Pat Conroy is an Overwriter. I understand he writes massive tomes, hundreds and hundreds of pages of sparkling prose that frequently wanders all over the place. His editors trim and condense the still-thick books that go to print. Laura Joh Rowland is also an Overwriter. I’ve heard her say her first draft can be as much as a hundred pages longer than her final copy. In the course of her revisions she’ll slash not just scenes, but entire chapters she realizes are unnecessary.

Other authors are Underwriters. Their first drafts are lean, sparse things. Their revision process consists of adding scenes they realize they missed, plus going into existing scenes to lengthen dialogue and enrich description.

I’m an Underwriter. Sometimes I will cut bits and pieces when I'm revising, but rarely.

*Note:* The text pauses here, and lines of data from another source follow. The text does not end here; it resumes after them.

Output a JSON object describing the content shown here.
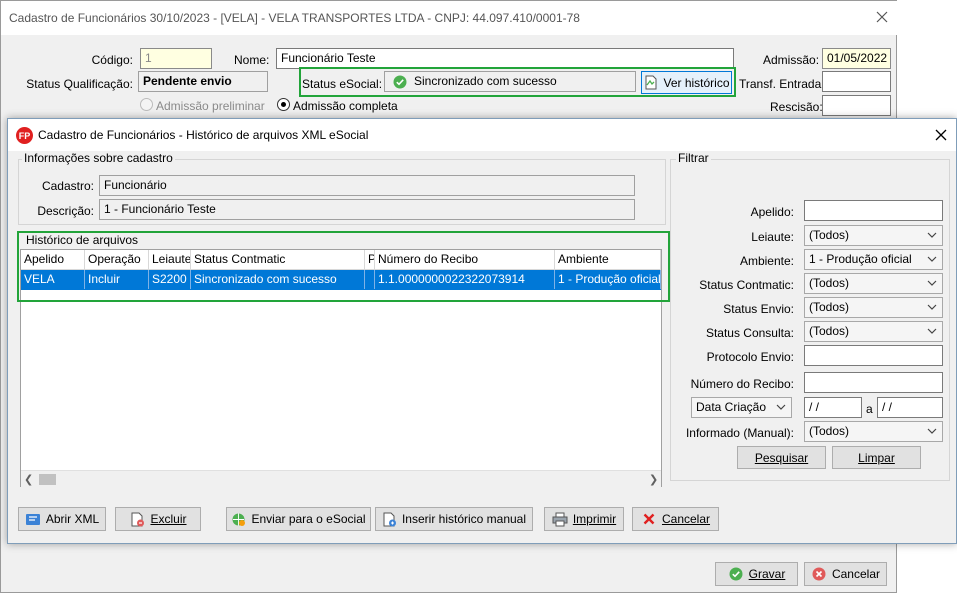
{
  "back_window": {
    "title": "Cadastro de Funcionários  30/10/2023 - [VELA] - VELA TRANSPORTES LTDA - CNPJ: 44.097.410/0001-78",
    "codigo_label": "Código:",
    "codigo_value": "1",
    "nome_label": "Nome:",
    "nome_value": "Funcionário Teste",
    "admissao_label": "Admissão:",
    "admissao_value": "01/05/2022",
    "status_qualificacao_label": "Status Qualificação:",
    "status_qualificacao_value": "Pendente envio",
    "status_esocial_label": "Status eSocial:",
    "status_esocial_value": "Sincronizado com sucesso",
    "ver_historico_button": "Ver histórico",
    "transf_entrada_label": "Transf. Entrada:",
    "rescisao_label": "Rescisão:",
    "admissao_preliminar": "Admissão preliminar",
    "admissao_completa": "Admissão completa",
    "gravar_button": "Gravar",
    "cancelar_button": "Cancelar"
  },
  "dialog": {
    "title": "Cadastro de Funcionários - Histórico de arquivos XML eSocial",
    "info_group_title": "Informações sobre cadastro",
    "cadastro_label": "Cadastro:",
    "cadastro_value": "Funcionário",
    "descricao_label": "Descrição:",
    "descricao_value": "1 - Funcionário Teste",
    "historico_group_title": "Histórico de arquivos",
    "table": {
      "columns": [
        "Apelido",
        "Operação",
        "Leiaute",
        "Status Contmatic",
        "P",
        "Número do Recibo",
        "Ambiente"
      ],
      "rows": [
        [
          "VELA",
          "Incluir",
          "S2200",
          "Sincronizado com sucesso",
          "",
          "1.1.0000000022322073914",
          "1 - Produção oficial"
        ]
      ]
    },
    "filter": {
      "title": "Filtrar",
      "apelido_label": "Apelido:",
      "leiaute_label": "Leiaute:",
      "leiaute_value": "(Todos)",
      "ambiente_label": "Ambiente:",
      "ambiente_value": "1 - Produção oficial",
      "status_contmatic_label": "Status Contmatic:",
      "status_contmatic_value": "(Todos)",
      "status_envio_label": "Status Envio:",
      "status_envio_value": "(Todos)",
      "status_consulta_label": "Status Consulta:",
      "status_consulta_value": "(Todos)",
      "protocolo_envio_label": "Protocolo Envio:",
      "numero_recibo_label": "Número do Recibo:",
      "data_criacao_value": "Data Criação",
      "date_from": " /  /",
      "a_label": "a",
      "date_to": " /  /",
      "informado_label": "Informado (Manual):",
      "informado_value": "(Todos)",
      "pesquisar_button": "Pesquisar",
      "limpar_button": "Limpar"
    },
    "buttons": {
      "abrir_xml": "Abrir XML",
      "excluir": "Excluir",
      "enviar_esocial": "Enviar para o eSocial",
      "inserir_historico": "Inserir histórico manual",
      "imprimir": "Imprimir",
      "cancelar": "Cancelar"
    }
  },
  "colors": {
    "highlight_green": "#22a43a",
    "selection_blue": "#0078d7",
    "app_icon_red": "#e02020"
  }
}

Many writing books tell beginning writers to cut off the first three chapters of their manuscript and start the story there, since so many people begin their books too soon. Not me. I’ve frequently needed to ADD two or three scenes on to the beginning of my manuscripts because I later realize I’ve started the story too late. My romance editor was always making me write epilogues because she said my books ended too abruptly. And even after my own revision process, when I’ve added multiple scenes I realized were missing, my editors always come back asking me to write a few more scenes. I can’t remember ever being asked to delete a scene.

Neither way is right, of course. We each work in our own unique way. But I suspect it helps to know which category you belong to. So, what are you? An Underwriter or an Overwriter?